Russia’s invasion of Ukraine has plunged Europe into an era of insecurity, Germany’s President Frank-Walter Steinmeier said Friday, a day after Russian President Vladimir Putin said the world faces the ”the most dangerous decade” since the end of World War II.
Russia’s war in Ukraine has ”also plunged us in Germany into another time, into an insecurity we thought we had overcome: a time marked by war, violence and flight, by concerns about the expansion of war into a wildfire in Europe,” Steinmeier said in a rare, nationally televised speech.
“Harder years, rough years are coming,” Steinmeier warned.

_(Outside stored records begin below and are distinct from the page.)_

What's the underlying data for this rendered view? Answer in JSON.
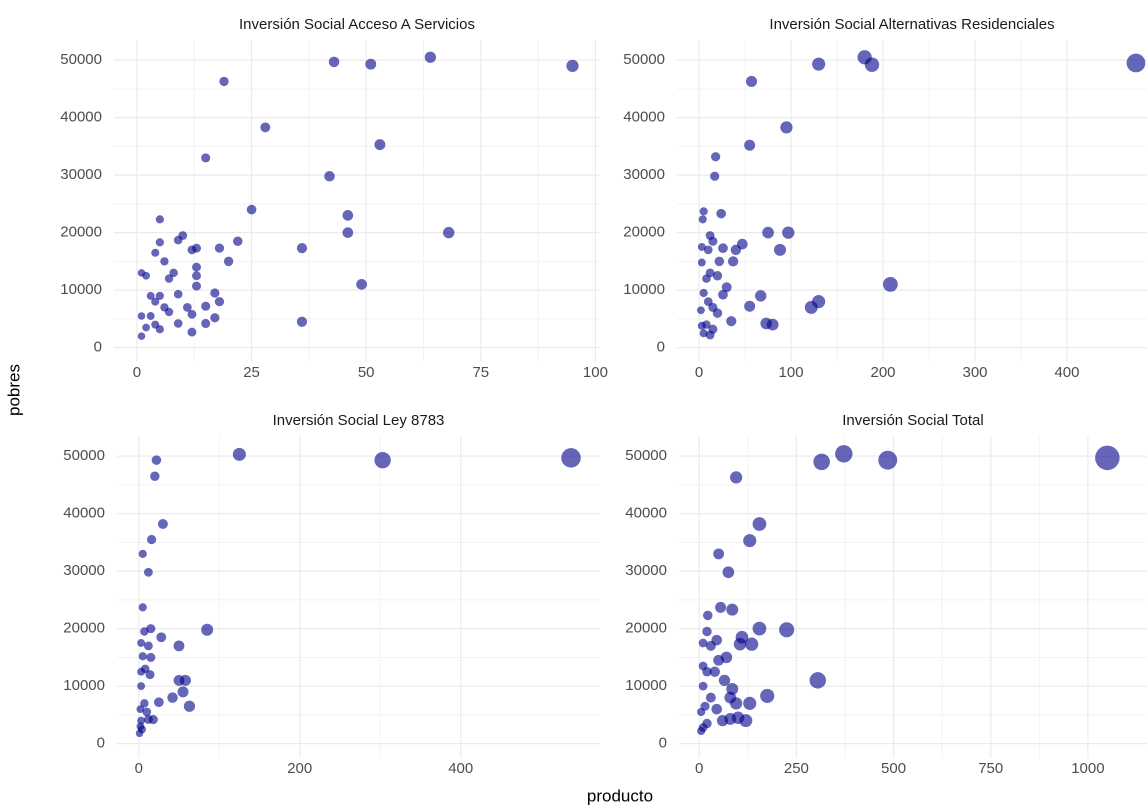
{
  "xlabel": "producto",
  "ylabel": "pobres",
  "chart_data": [
    {
      "type": "scatter",
      "title": "Inversión Social Acceso A Servicios",
      "color": "#00008b",
      "grid": true,
      "xlim": [
        -5,
        101
      ],
      "xticks": [
        0,
        25,
        50,
        75,
        100
      ],
      "ylim": [
        -2500,
        53500
      ],
      "yticks": [
        0,
        10000,
        20000,
        30000,
        40000,
        50000
      ],
      "x": [
        95,
        64,
        51,
        43,
        19,
        28,
        53,
        15,
        42,
        25,
        46,
        5,
        46,
        68,
        10,
        9,
        22,
        5,
        36,
        13,
        12,
        18,
        4,
        20,
        6,
        13,
        8,
        13,
        1,
        7,
        2,
        49,
        13,
        3,
        5,
        9,
        17,
        18,
        4,
        15,
        11,
        6,
        7,
        1,
        3,
        12,
        17,
        36,
        4,
        9,
        15,
        2,
        5,
        12,
        1
      ],
      "values": [
        49000,
        50500,
        49300,
        49700,
        46300,
        38300,
        35300,
        33000,
        29800,
        24000,
        23000,
        22300,
        20000,
        20000,
        19500,
        18700,
        18500,
        18300,
        17300,
        17300,
        17000,
        17300,
        16500,
        15000,
        15000,
        14000,
        13000,
        12500,
        13000,
        12000,
        12500,
        11000,
        10700,
        9000,
        9000,
        9300,
        9500,
        8000,
        8000,
        7200,
        7000,
        7000,
        6200,
        5500,
        5500,
        5800,
        5200,
        4500,
        4000,
        4200,
        4200,
        3500,
        3200,
        2700,
        2000
      ]
    },
    {
      "type": "scatter",
      "title": "Inversión Social Alternativas Residenciales",
      "color": "#00008b",
      "grid": true,
      "xlim": [
        -24,
        487
      ],
      "xticks": [
        0,
        100,
        200,
        300,
        400
      ],
      "ylim": [
        -2500,
        53500
      ],
      "yticks": [
        0,
        10000,
        20000,
        30000,
        40000,
        50000
      ],
      "x": [
        475,
        180,
        188,
        130,
        57,
        95,
        55,
        18,
        17,
        5,
        24,
        4,
        75,
        97,
        12,
        15,
        47,
        40,
        26,
        3,
        10,
        88,
        37,
        22,
        3,
        12,
        8,
        20,
        30,
        208,
        5,
        26,
        67,
        10,
        130,
        55,
        15,
        122,
        2,
        20,
        35,
        73,
        80,
        8,
        3,
        15,
        5,
        12
      ],
      "values": [
        49500,
        50500,
        49200,
        49300,
        46300,
        38300,
        35200,
        33200,
        29800,
        23700,
        23300,
        22300,
        20000,
        20000,
        19500,
        18500,
        18000,
        17000,
        17300,
        17500,
        17000,
        17000,
        15000,
        15000,
        14800,
        13000,
        12000,
        12500,
        10500,
        11000,
        9500,
        9200,
        9000,
        8000,
        8000,
        7200,
        7000,
        7000,
        6500,
        6000,
        4600,
        4200,
        4000,
        4000,
        3800,
        3200,
        2500,
        2200
      ]
    },
    {
      "type": "scatter",
      "title": "Inversión Social Ley 8783",
      "color": "#00008b",
      "grid": true,
      "xlim": [
        -27,
        573
      ],
      "xticks": [
        0,
        200,
        400
      ],
      "ylim": [
        -2500,
        53500
      ],
      "yticks": [
        0,
        10000,
        20000,
        30000,
        40000,
        50000
      ],
      "x": [
        537,
        125,
        303,
        22,
        20,
        30,
        16,
        5,
        12,
        5,
        15,
        85,
        7,
        28,
        50,
        12,
        3,
        5,
        15,
        8,
        3,
        14,
        50,
        58,
        3,
        55,
        42,
        25,
        63,
        7,
        2,
        10,
        18,
        3,
        12,
        2,
        4,
        1
      ],
      "values": [
        49700,
        50300,
        49300,
        49300,
        46500,
        38200,
        35500,
        33000,
        29800,
        23700,
        20000,
        19800,
        19500,
        18500,
        17000,
        17000,
        17500,
        15200,
        15000,
        13000,
        12500,
        12000,
        11000,
        11000,
        10000,
        9000,
        8000,
        7200,
        6500,
        7000,
        6000,
        5500,
        4200,
        4000,
        4200,
        3000,
        2500,
        1800
      ]
    },
    {
      "type": "scatter",
      "title": "Inversión Social Total",
      "color": "#00008b",
      "grid": true,
      "xlim": [
        -52,
        1152
      ],
      "xticks": [
        0,
        250,
        500,
        750,
        1000
      ],
      "ylim": [
        -2500,
        53500
      ],
      "yticks": [
        0,
        10000,
        20000,
        30000,
        40000,
        50000
      ],
      "x": [
        1050,
        485,
        372,
        315,
        95,
        155,
        130,
        50,
        75,
        55,
        85,
        22,
        225,
        155,
        20,
        110,
        45,
        135,
        30,
        105,
        10,
        70,
        50,
        10,
        40,
        20,
        305,
        65,
        10,
        85,
        175,
        80,
        30,
        130,
        95,
        15,
        45,
        5,
        100,
        80,
        60,
        120,
        20,
        10,
        5
      ],
      "values": [
        49700,
        49300,
        50400,
        49000,
        46300,
        38200,
        35300,
        33000,
        29800,
        23700,
        23300,
        22300,
        19800,
        20000,
        19500,
        18500,
        18000,
        17300,
        17000,
        17300,
        17500,
        15000,
        14500,
        13500,
        12500,
        12500,
        11000,
        11000,
        10000,
        9500,
        8300,
        8000,
        8000,
        7000,
        7000,
        6500,
        6000,
        5500,
        4500,
        4300,
        4000,
        4000,
        3500,
        2800,
        2200
      ]
    }
  ]
}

“When we look at the Russia of today, there is no room for old dreams,” Steinmeier said, referring to former Soviet president Mikhail Gorbachev’s vision of a “common European home.”
Steinmeier, who is from a wing of Germany’s Social Democrats that long argued for closer economic ties to Moscow, said Russia’s invasion of Ukraine had caused an ”epochal break” in Germany’s ties with Moscow.

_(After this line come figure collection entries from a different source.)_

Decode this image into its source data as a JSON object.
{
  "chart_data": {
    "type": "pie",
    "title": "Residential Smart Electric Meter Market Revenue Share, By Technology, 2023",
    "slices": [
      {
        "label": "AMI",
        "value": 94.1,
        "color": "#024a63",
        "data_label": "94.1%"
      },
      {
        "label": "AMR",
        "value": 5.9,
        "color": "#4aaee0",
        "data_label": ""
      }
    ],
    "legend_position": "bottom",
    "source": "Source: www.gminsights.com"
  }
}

Steinmeier, whose role as head of the German state is largely ceremonial, said in his address to the nation that Russian President Vladimir Putin was personally responsible for the turmoil in Europe.
”In his imperial obsession, the Russian president has broken international law,” he said.
Steinmeier made a surprise visit to Kyiv on Tuesday, where he promised Germany’s ongoing support to Ukraine, particularly in the field of air defense. It was Steinmeier’s first wartime visit to Ukraine after two failed attempts in April, when he was uninvited due to his links with Russia, and last week when his visit was canceled for security reasons.